Initially, the QIOs would not supply examples, and in one instance they even referred questioners back to CMS. But that changed this month, when Dr. Laura G. Shawhughes, MD, a physician advisor to utilization review, care management, and CDI (clinical documentation improvement), posted on a user group a copy of the Livanta “Short Stay Review Program Overview and Update.” In this presentation, Livanta provided, in writing, several cases that did not have an expectation of a two-midnight stay but were approved for Part A inpatient payment. Their case summaries are as follows:

  • A 75-year-old with CAD who presented with increasing chest pain. Hemodynamically stable, positive enzymes, no EKG changes. Admitted with NSTEMI, had cardiac catheterization with PCI on day of presentation. Patient was kept overnight, remained stable, and was discharged following a one-midnight stay.
  • A patient who missed dialysis presented with CHF, K of 6.9, and ST segment elevations. The patient was admitted for monitoring and urgent dialysis, and discharged with normal K and better fluid balance after an overnight stay.
  • Patient with DKA (pH 7.25, glucose 750) and altered mental status. The patient was admitted and given an insulin drip. She improved over a one-midnight stay and was discharged.
  • An 84-year-old male presents post-fall three hours prior to arrival. The patient is on ASA and Plavix. The patient is alert and oriented without focal neurologic deficit. The CT of the brain shows acute subdural hematoma without midline shift. The patient was admitted for frequent neurochecks and repeat head CT in morning, to be discharged home if stable.

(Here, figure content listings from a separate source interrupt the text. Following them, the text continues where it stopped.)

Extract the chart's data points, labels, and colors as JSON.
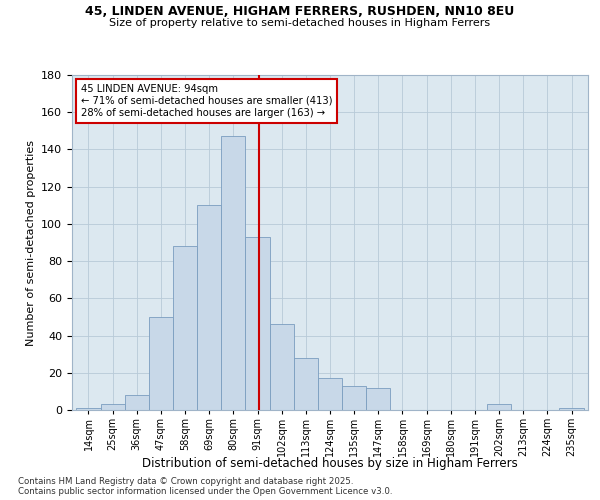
{
  "title1": "45, LINDEN AVENUE, HIGHAM FERRERS, RUSHDEN, NN10 8EU",
  "title2": "Size of property relative to semi-detached houses in Higham Ferrers",
  "xlabel": "Distribution of semi-detached houses by size in Higham Ferrers",
  "ylabel": "Number of semi-detached properties",
  "annotation_line1": "45 LINDEN AVENUE: 94sqm",
  "annotation_line2": "← 71% of semi-detached houses are smaller (413)",
  "annotation_line3": "28% of semi-detached houses are larger (163) →",
  "bar_color": "#c8d8e8",
  "bar_edge_color": "#7a9dbf",
  "highlight_color": "#cc0000",
  "categories": [
    "14sqm",
    "25sqm",
    "36sqm",
    "47sqm",
    "58sqm",
    "69sqm",
    "80sqm",
    "91sqm",
    "102sqm",
    "113sqm",
    "124sqm",
    "135sqm",
    "147sqm",
    "158sqm",
    "169sqm",
    "180sqm",
    "191sqm",
    "202sqm",
    "213sqm",
    "224sqm",
    "235sqm"
  ],
  "values": [
    1,
    3,
    8,
    50,
    88,
    110,
    147,
    93,
    46,
    28,
    17,
    13,
    12,
    0,
    0,
    0,
    0,
    3,
    0,
    0,
    1
  ],
  "ylim": [
    0,
    180
  ],
  "yticks": [
    0,
    20,
    40,
    60,
    80,
    100,
    120,
    140,
    160,
    180
  ],
  "footnote1": "Contains HM Land Registry data © Crown copyright and database right 2025.",
  "footnote2": "Contains public sector information licensed under the Open Government Licence v3.0.",
  "bg_axes": "#dce8f0",
  "grid_color": "#b8cad8"
}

Livanta also listed several examples in the same section of approved one-day admissions, but these cases represent patients whose stays could rightly be expected to last over two midnights when the initial decision was made. Those cases that would fit into the unexpected rapid recovery category were:

  • Acute abdominal pain requiring nasogastric decompression, q1-2 hr. VS, and frequent physician checks
  • Diverticulitis with walled-off abscess and normal abdominal findings, no fever, no leukocytosis
  • Acute electrolyte disturbances associated with symptoms:
    • Hyperkalemia with EKG changes
    • Hypercalcemia with seizures
    • Hypocalcemia with tetany
    • Hyponatremia with obtundation

Does a presentation from Livanta, a QIO, represent “official CMS guidance?” Of course not. Fortunately, Dr. Edward Hu, the president of the American College of Physician Advisors and system executive director of physician advisory services at the UNC Healthcare System, asked CMS about these examples on an Open Door Forum call. And while CMS could not provide an answer on the call, they went the extra mile and provided Dr. Hu a response via email. In a surprisingly straightforward answer, the CMS representative stated,” yes… it would be reasonable to look to Livanta’s education for examples, as some providers are (based on geographic location) may be interacting with both KEPRO and Livanta. And the QIOs are implementing the same Part A payment policy.”

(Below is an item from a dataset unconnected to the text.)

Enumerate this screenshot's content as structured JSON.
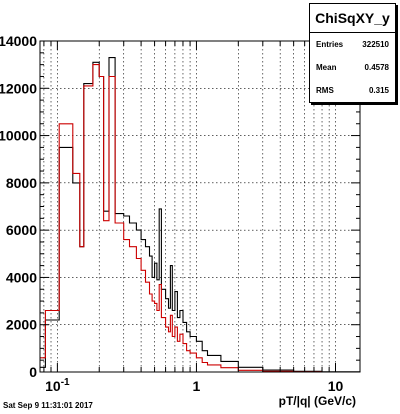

In summary, these case examples demonstrate that it is appropriate to consider the use of this exception for patients whose life is in immediate jeopardy without nearly immediate intervention, and for whom treatment could result in a “cure” in fewer than two midnights. The examples provided by Livanta all fit that description; I also believe that patients with complete heart block requiring an emergent pacemaker and patients with severe anaphylactic shock would fit, and perhaps others. Noting that these are only my personal recommendations based on the above information, each hospital’s utilization review team should work with its compliance team and determine how to utilize this information, and to speculate how the Recovery Audit Contractors (RACs) will address this if and when they start auditing again.

With nearly a million denied cases awaiting review at the administrative law judge level, one could fault a hospital for choosing to not use this exception. And of course, no one would endorse expanding this exception to patients “at high risk” of a disease. But whatever is decided, we now have enough information for each hospital to make an informed decision.